Tendler BC., Bowtell R.
PURPOSE: Frequency difference mapping (FDM) is a phase processing technique which characterizes the nonlinear temporal evolution of the phase of gradient echo (GE) signals. Here, a novel FDM-processing algorithm is introduced, which is shown to reveal information about white matter microstructure. Unlike some other phase-processing techniques, the FDM algorithm presented here does not require the use of phase unwrapping or sophisticated image processing.
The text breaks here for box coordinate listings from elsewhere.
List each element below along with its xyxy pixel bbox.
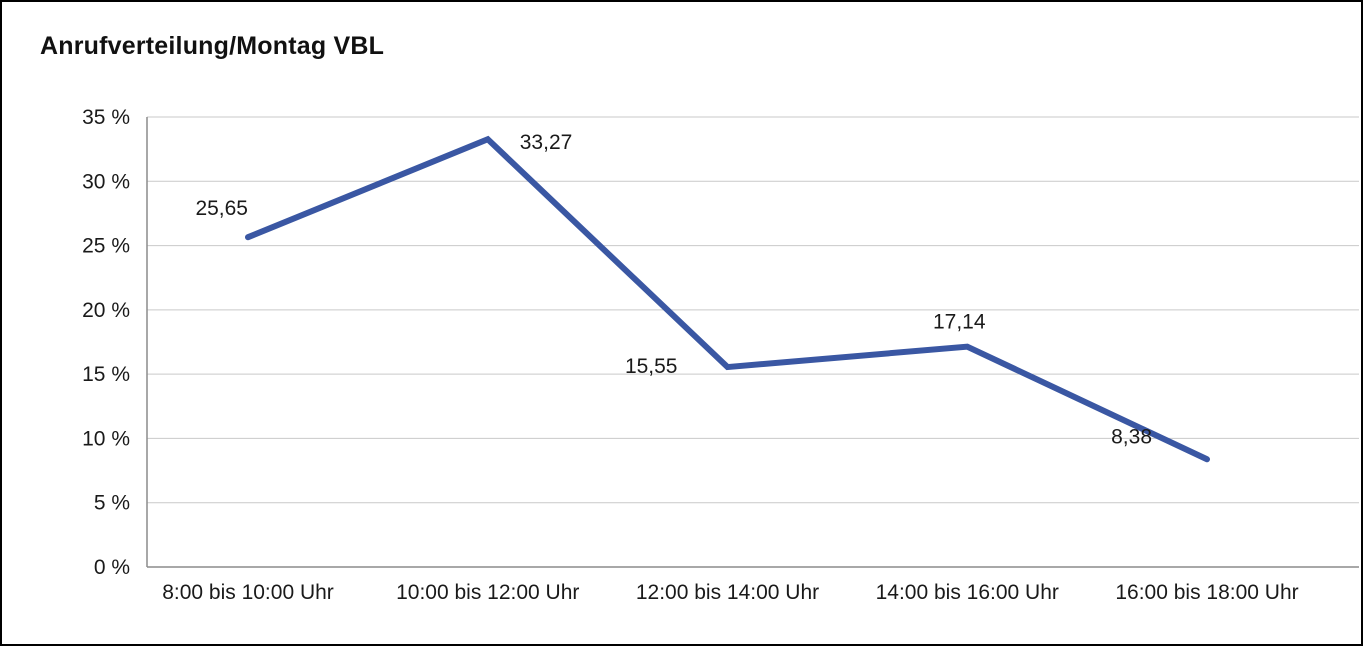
x-tick-label: 8:00 bis 10:00 Uhr [162,581,334,604]
y-tick-label: 25 % [82,235,130,258]
data-point-label: 15,55 [625,355,678,378]
y-tick-label: 35 % [82,106,130,129]
data-point-label: 8,38 [1111,425,1152,448]
y-tick-label: 20 % [82,299,130,322]
y-tick-label: 10 % [82,427,130,450]
data-point-label: 17,14 [933,311,986,334]
chart-title: Anrufverteilung/Montag VBL [40,32,385,60]
y-tick-label: 0 % [94,556,130,579]
x-tick-label: 14:00 bis 16:00 Uhr [876,581,1059,604]
x-tick-label: 16:00 bis 18:00 Uhr [1115,581,1298,604]
y-tick-label: 15 % [82,363,130,386]
series-line [245,135,1210,463]
x-tick-label: 12:00 bis 14:00 Uhr [636,581,819,604]
x-tick-label: 10:00 bis 12:00 Uhr [396,581,579,604]
data-point-label: 25,65 [195,197,248,220]
y-tick-label: 5 % [94,492,130,515]
y-tick-label: 30 % [82,170,130,193]
data-point-label: 33,27 [520,131,573,154]
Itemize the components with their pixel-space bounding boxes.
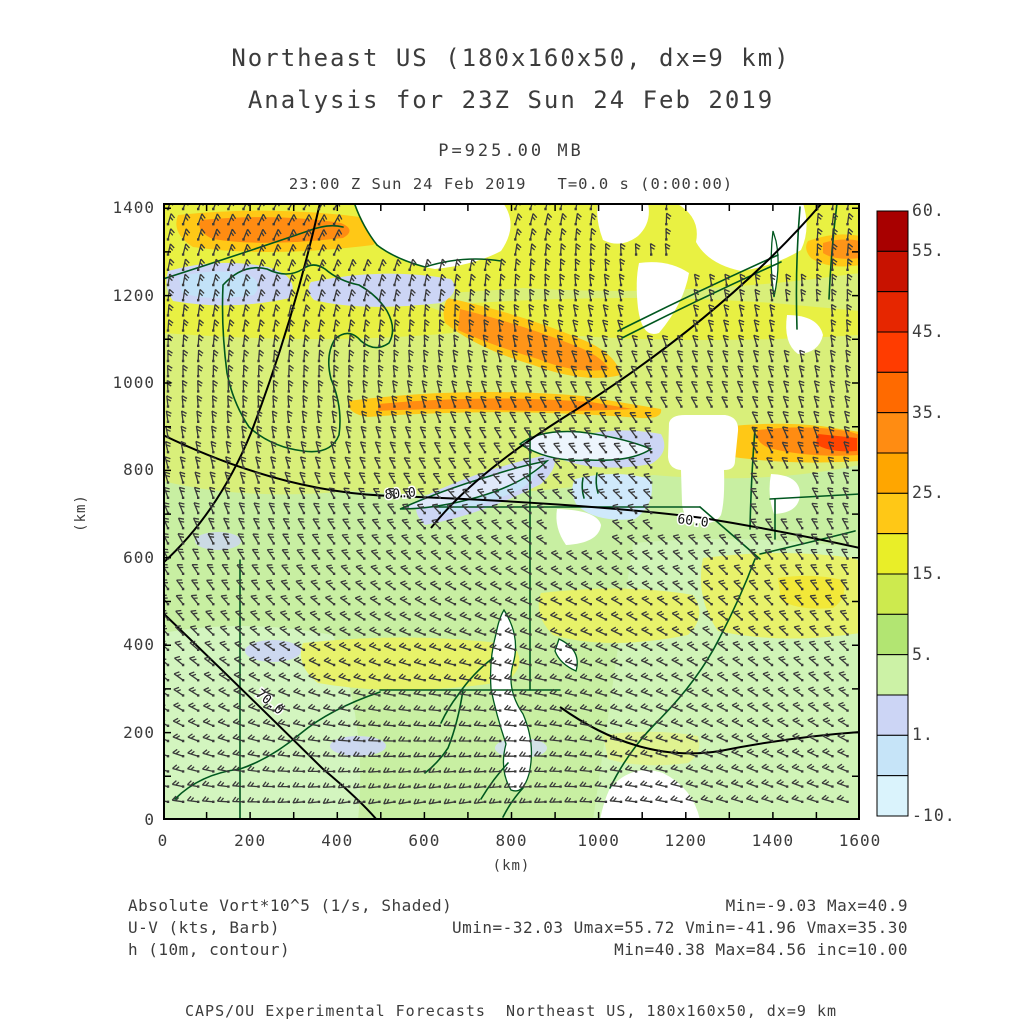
vorticity-patch [195, 532, 241, 550]
border-line [617, 254, 779, 332]
border-line [354, 204, 378, 246]
colorbar-tick-label: 35. [912, 402, 945, 422]
colorbar-tick-label: 15. [912, 564, 945, 583]
vorticity-patch [458, 309, 609, 371]
white-area [668, 415, 739, 524]
valid-time-label: 23:00 Z Sun 24 Feb 2019 T=0.0 s (0:00:00… [288, 175, 734, 193]
pressure-level-label: P=925.00 MB [438, 141, 584, 161]
vorticity-patch [572, 474, 652, 520]
colorbar-cell [876, 533, 909, 575]
border-line [174, 691, 381, 800]
x-axis-title: (km) [492, 858, 531, 874]
colorbar-tick-label: 1. [912, 725, 934, 745]
page-subtitle: Analysis for 23Z Sun 24 Feb 2019 [247, 86, 775, 114]
legend-contour-stats: Min=40.38 Max=84.56 inc=10.00 [614, 940, 908, 959]
x-tick-label: 1000 [577, 831, 620, 850]
y-tick-label: 1400 [112, 198, 155, 218]
legend-barb-stats: Umin=-32.03 Umax=55.72 Vmin=-41.96 Vmax=… [452, 918, 908, 937]
white-area [554, 638, 578, 672]
x-tick-label: 1600 [838, 831, 882, 850]
white-area [489, 608, 533, 792]
colorbar-cell [876, 613, 909, 656]
vorticity-patch [538, 588, 700, 643]
border-line [595, 472, 599, 494]
vorticity-patch [778, 575, 845, 609]
contour-label: 80.0 [384, 485, 417, 503]
x-tick-label: 0 [157, 831, 169, 850]
x-tick-label: 600 [408, 831, 441, 850]
x-tick-label: 800 [495, 831, 528, 850]
colorbar-cell [876, 452, 909, 494]
height-contour [163, 612, 378, 820]
colorbar-cell [876, 775, 909, 817]
border-line [581, 477, 585, 499]
y-tick-label: 800 [123, 460, 155, 480]
colorbar [876, 210, 909, 817]
contour-label: 60.0 [677, 512, 710, 531]
x-tick-label: 1200 [664, 831, 708, 850]
page-title: Northeast US (180x160x50, dx=9 km) [231, 44, 791, 72]
x-tick-label: 200 [234, 831, 267, 850]
x-tick-label: 400 [321, 831, 354, 850]
colorbar-cell [876, 250, 909, 293]
y-tick-label: 400 [123, 635, 155, 655]
border-line [480, 762, 509, 800]
white-area [355, 203, 511, 269]
colorbar-tick-label: -10. [912, 806, 956, 825]
legend-shaded-stats: Min=-9.03 Max=40.9 [725, 896, 908, 915]
colorbar-cell [876, 291, 909, 333]
border-line [440, 657, 494, 724]
y-tick-label: 0 [144, 810, 155, 829]
border-line [795, 206, 801, 330]
height-contour [163, 434, 860, 549]
white-area [597, 203, 649, 244]
legend-contour-field: h (10m, contour) [128, 940, 291, 959]
colorbar-cell [876, 331, 909, 373]
y-axis-title: (km) [72, 494, 89, 532]
vorticity-patch [816, 434, 857, 452]
legend-shaded-field: Absolute Vort*10^5 (1/s, Shaded) [128, 896, 453, 915]
colorbar-cell [876, 694, 909, 736]
y-tick-label: 600 [123, 547, 155, 567]
border-line [621, 261, 782, 339]
colorbar-cell [876, 492, 909, 535]
colorbar-tick-label: 25. [912, 483, 945, 503]
colorbar-cell [876, 573, 909, 615]
border-line [769, 493, 860, 500]
axis-ticks [163, 203, 860, 820]
vorticity-patch [378, 398, 633, 411]
analysis-map: 80.060.070.0 [163, 203, 860, 820]
colorbar-tick-label: 55. [912, 241, 945, 261]
white-area [556, 509, 601, 545]
y-tick-label: 1200 [112, 285, 155, 305]
footer-caption: CAPS/OU Experimental Forecasts Northeast… [185, 1002, 837, 1020]
legend-barb-field: U-V (kts, Barb) [128, 918, 280, 937]
colorbar-cell [876, 412, 909, 454]
white-area [769, 474, 800, 514]
x-tick-label: 1400 [751, 831, 795, 850]
colorbar-tick-label: 45. [912, 322, 945, 341]
vorticity-patch [179, 271, 258, 299]
colorbar-tick-label: 5. [912, 644, 934, 664]
colorbar-cell [876, 210, 909, 252]
white-area [786, 315, 823, 354]
colorbar-tick-label: 60. [912, 201, 945, 220]
colorbar-cell [876, 371, 909, 414]
map-frame [163, 203, 860, 820]
y-tick-label: 200 [123, 722, 155, 742]
y-tick-label: 1000 [112, 373, 155, 392]
border-line [749, 428, 756, 530]
colorbar-cell [876, 654, 909, 696]
colorbar-cell [876, 734, 909, 777]
white-area [600, 770, 700, 820]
It uses a series of scaled complex divisions to unwrap phase and remove background fields. METHODS: Ten healthy subjects underwent a series of single-slice, sagittal multi-echo GE scans at 7T with the slice positioned at the midline. Phase data were processed with the novel FDM algorithm, and the temporal evolution of the magnitude signal and frequency difference was examined in 5 regions of the corpus callosum (CC; genu, anterior body, middle body, posterior body, and splenium). RESULTS: Consistent frequency difference contrast relative to surrounding tissue was observed in all subjects in the CC and in other white matter regions where the nerve fibers run perpendicular to B 0 , such as the superior cerebellar peduncle. Examination of the frequency difference curves shows distinct variations over the CC, with the genu and splenium displaying larger frequency differences than the other regions (in addition to a faster decay of signal magnitude). CONCLUSION: The novel FDM algorithm presented here yields images sensitive to tissue microstructure and microstructural differences over the CC in a simple manner, without the requirement for phase unwrapping or sophisticated image processing.